Hi dime365!
By definition, an hyperplane is the set of all vectors such that the
product of a non-zero scalar vector and any memeber of the set is a
scalar "b". A more formal definition (with symbols I can't write here)
is given in the following page:
Hyperplane
http://mathworld.wolfram.com/Hyperplane.html
In this page, however, a hyperplane is defined as the set of vectors
such that the product specified in the previous paragraph is 0, which
seems to be the case of your question, because you then define the
subspaces to be H+ and H-. In any case, the more general definition of
a hyperplane can be found in this page:
Convex Sets
http://www.stanford.edu/class/ee364/cvx-sets.pdf
In this last link you can also find the definition of convexity and
halfspaces. Now, let's get to the proof that a hyperplane is a convex
set.
Let X and Y be vectors that belong to the hyperplane. Since they
belong to the hyperplane, A.X=0 and A.Y=0 (where A is the scalar
vector). In order to prove the convexity of the set we must show that:
L.X + (1-L).Y
belongs to the hyperplane, where L is a scalar that belongs to (0,1).

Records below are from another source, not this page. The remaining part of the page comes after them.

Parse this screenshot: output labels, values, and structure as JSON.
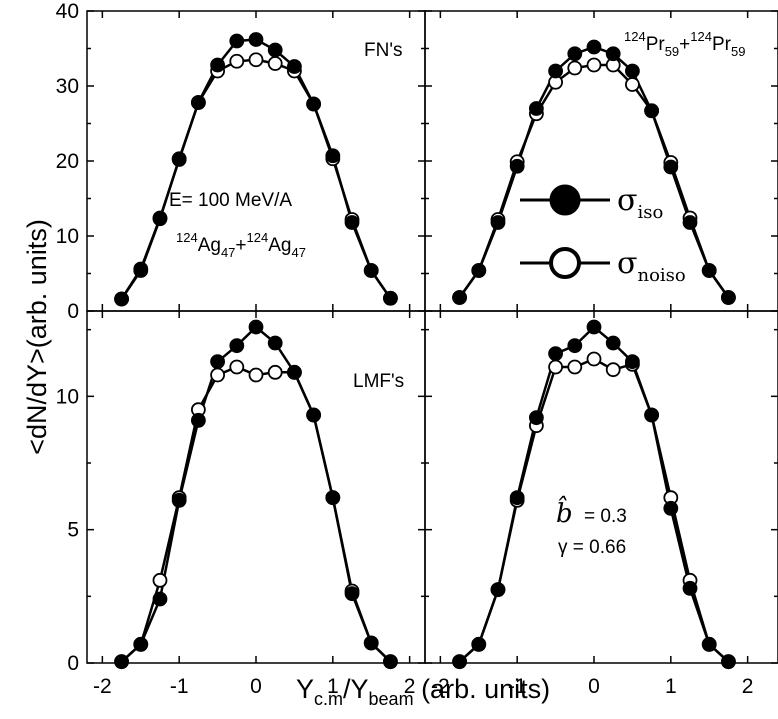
{
  "figure": {
    "ylabel": "<dN/dY>(arb. units)",
    "xlabel_main": "Y",
    "xlabel_sub1": "c.m",
    "xlabel_mid": "/Y",
    "xlabel_sub2": "beam",
    "xlabel_tail": " (arb. units)"
  },
  "chart_data": [
    {
      "type": "line",
      "panel": "top-left",
      "xlim": [
        -2.2,
        2.2
      ],
      "ylim": [
        0,
        40
      ],
      "yticks": [
        0,
        10,
        20,
        30,
        40
      ],
      "xticks": [
        -2,
        -1,
        0,
        1,
        2
      ],
      "annotation": "FN's",
      "energy_label": "E= 100 MeV/A",
      "system": {
        "m1": "124",
        "el1": "Ag",
        "z1": "47",
        "m2": "124",
        "el2": "Ag",
        "z2": "47"
      },
      "series": [
        {
          "name": "σiso",
          "marker": "filled",
          "x": [
            -1.75,
            -1.5,
            -1.25,
            -1.0,
            -0.75,
            -0.5,
            -0.25,
            0.0,
            0.25,
            0.5,
            0.75,
            1.0,
            1.25,
            1.5,
            1.75
          ],
          "y": [
            1.6,
            5.6,
            12.4,
            20.2,
            27.8,
            32.8,
            36.0,
            36.2,
            34.8,
            32.6,
            27.6,
            20.7,
            11.8,
            5.4,
            1.7
          ]
        },
        {
          "name": "σnoiso",
          "marker": "open",
          "x": [
            -1.75,
            -1.5,
            -1.25,
            -1.0,
            -0.75,
            -0.5,
            -0.25,
            0.0,
            0.25,
            0.5,
            0.75,
            1.0,
            1.25,
            1.5,
            1.75
          ],
          "y": [
            1.6,
            5.4,
            12.3,
            20.3,
            27.8,
            32.0,
            33.3,
            33.5,
            33.0,
            32.0,
            27.6,
            20.3,
            12.2,
            5.4,
            1.7
          ]
        }
      ]
    },
    {
      "type": "line",
      "panel": "top-right",
      "xlim": [
        -2.2,
        2.2
      ],
      "ylim": [
        0,
        40
      ],
      "xticks": [
        -2,
        -1,
        0,
        1,
        2
      ],
      "system": {
        "m1": "124",
        "el1": "Pr",
        "z1": "59",
        "m2": "124",
        "el2": "Pr",
        "z2": "59"
      },
      "legend": [
        {
          "symbol": "σ",
          "sub": "iso",
          "marker": "filled"
        },
        {
          "symbol": "σ",
          "sub": "noiso",
          "marker": "open"
        }
      ],
      "series": [
        {
          "name": "σiso",
          "marker": "filled",
          "x": [
            -1.75,
            -1.5,
            -1.25,
            -1.0,
            -0.75,
            -0.5,
            -0.25,
            0.0,
            0.25,
            0.5,
            0.75,
            1.0,
            1.25,
            1.5,
            1.75
          ],
          "y": [
            1.8,
            5.4,
            11.8,
            19.3,
            27.0,
            32.0,
            34.3,
            35.2,
            34.3,
            32.0,
            26.7,
            19.2,
            11.8,
            5.4,
            1.8
          ]
        },
        {
          "name": "σnoiso",
          "marker": "open",
          "x": [
            -1.75,
            -1.5,
            -1.25,
            -1.0,
            -0.75,
            -0.5,
            -0.25,
            0.0,
            0.25,
            0.5,
            0.75,
            1.0,
            1.25,
            1.5,
            1.75
          ],
          "y": [
            1.8,
            5.4,
            12.2,
            19.9,
            26.3,
            30.5,
            32.4,
            32.8,
            32.8,
            30.2,
            26.7,
            19.8,
            12.4,
            5.4,
            1.8
          ]
        }
      ]
    },
    {
      "type": "line",
      "panel": "bottom-left",
      "xlim": [
        -2.2,
        2.2
      ],
      "ylim": [
        0,
        13.2
      ],
      "yticks": [
        0,
        5,
        10
      ],
      "xticks": [
        -2,
        -1,
        0,
        1,
        2
      ],
      "annotation": "LMF's",
      "series": [
        {
          "name": "σiso",
          "marker": "filled",
          "x": [
            -1.75,
            -1.5,
            -1.25,
            -1.0,
            -0.75,
            -0.5,
            -0.25,
            0.0,
            0.25,
            0.5,
            0.75,
            1.0,
            1.25,
            1.5,
            1.75
          ],
          "y": [
            0.05,
            0.7,
            2.4,
            6.1,
            9.1,
            11.3,
            11.9,
            12.6,
            12.0,
            10.9,
            9.3,
            6.2,
            2.6,
            0.75,
            0.05
          ]
        },
        {
          "name": "σnoiso",
          "marker": "open",
          "x": [
            -1.75,
            -1.5,
            -1.25,
            -1.0,
            -0.75,
            -0.5,
            -0.25,
            0.0,
            0.25,
            0.5,
            0.75,
            1.0,
            1.25,
            1.5,
            1.75
          ],
          "y": [
            0.05,
            0.7,
            3.1,
            6.2,
            9.5,
            10.8,
            11.1,
            10.8,
            10.9,
            10.9,
            9.3,
            6.2,
            2.7,
            0.75,
            0.05
          ]
        }
      ]
    },
    {
      "type": "line",
      "panel": "bottom-right",
      "xlim": [
        -2.2,
        2.2
      ],
      "ylim": [
        0,
        13.2
      ],
      "xticks": [
        -2,
        -1,
        0,
        1,
        2
      ],
      "param_b": "= 0.3",
      "param_b_symbol": "b̂",
      "param_gamma": "γ = 0.66",
      "series": [
        {
          "name": "σiso",
          "marker": "filled",
          "x": [
            -1.75,
            -1.5,
            -1.25,
            -1.0,
            -0.75,
            -0.5,
            -0.25,
            0.0,
            0.25,
            0.5,
            0.75,
            1.0,
            1.25,
            1.5,
            1.75
          ],
          "y": [
            0.05,
            0.7,
            2.75,
            6.2,
            9.2,
            11.6,
            11.9,
            12.6,
            12.0,
            11.3,
            9.3,
            5.8,
            2.8,
            0.7,
            0.05
          ]
        },
        {
          "name": "σnoiso",
          "marker": "open",
          "x": [
            -1.75,
            -1.5,
            -1.25,
            -1.0,
            -0.75,
            -0.5,
            -0.25,
            0.0,
            0.25,
            0.5,
            0.75,
            1.0,
            1.25,
            1.5,
            1.75
          ],
          "y": [
            0.05,
            0.7,
            2.75,
            6.1,
            8.9,
            11.1,
            11.1,
            11.4,
            11.0,
            11.2,
            9.3,
            6.2,
            3.1,
            0.7,
            0.05
          ]
        }
      ]
    }
  ]
}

In particular, it will belong to the hyperplane if it's true that:
A[L.X + (1-L).Y] = 0
This can be easily proven. We can use the distributive property on the
lefthand side to get:
A.L.X + A.(1-L).Y
=L.A.X + (1-L).A.Y
And since we started by saying that X and Y belong to the hyperplane,
then A.X=0 and A.Y=0. Therefore, we've shown that:
L.A.X + (1-L).A.Y
=0 =0 = 0
So an hyperplane is convex.
The proof is exactly the same for the halfspaces. One of the
halfspaces is the set of vectors such that A.X<0
In order to prove convexity of this halfspace, we have to show that if
X and Y belong to this halfspace, then L.X+(1-L).Y belongs to the
halfspace. The proof follows just as before. We must show that:
A(L.X + (1-L).Y) < 0
The lefthand side becomes:
A.L.X + A.(1-L).Y
=L.A.X + (1-L).A.Y
<0 <0 <0
Thus, since A.X<0 and A.Y<0, then L.A.X+(1-L).A.Y<0. This shows that
H- is a convex set. The proof is, of course, analogous for the
halfspace H+. Also, the proof is still the same if you use the first
definition of hyperplane (and its associated halfspaces) I gave here,
with the product of the vectors being 'b'.
Google search strategy:
convex hyperplane set
://www.google.com/search?sourceid=navclient&ie=UTF-8&oe=UTF-8&q=convex+hyperplane+set
I hope this helps! If you find anything unclear about my answer,
please don't hesitate to request a clarification. Otherwise I await
your rating and final comments.
Best wishes!
elmarto |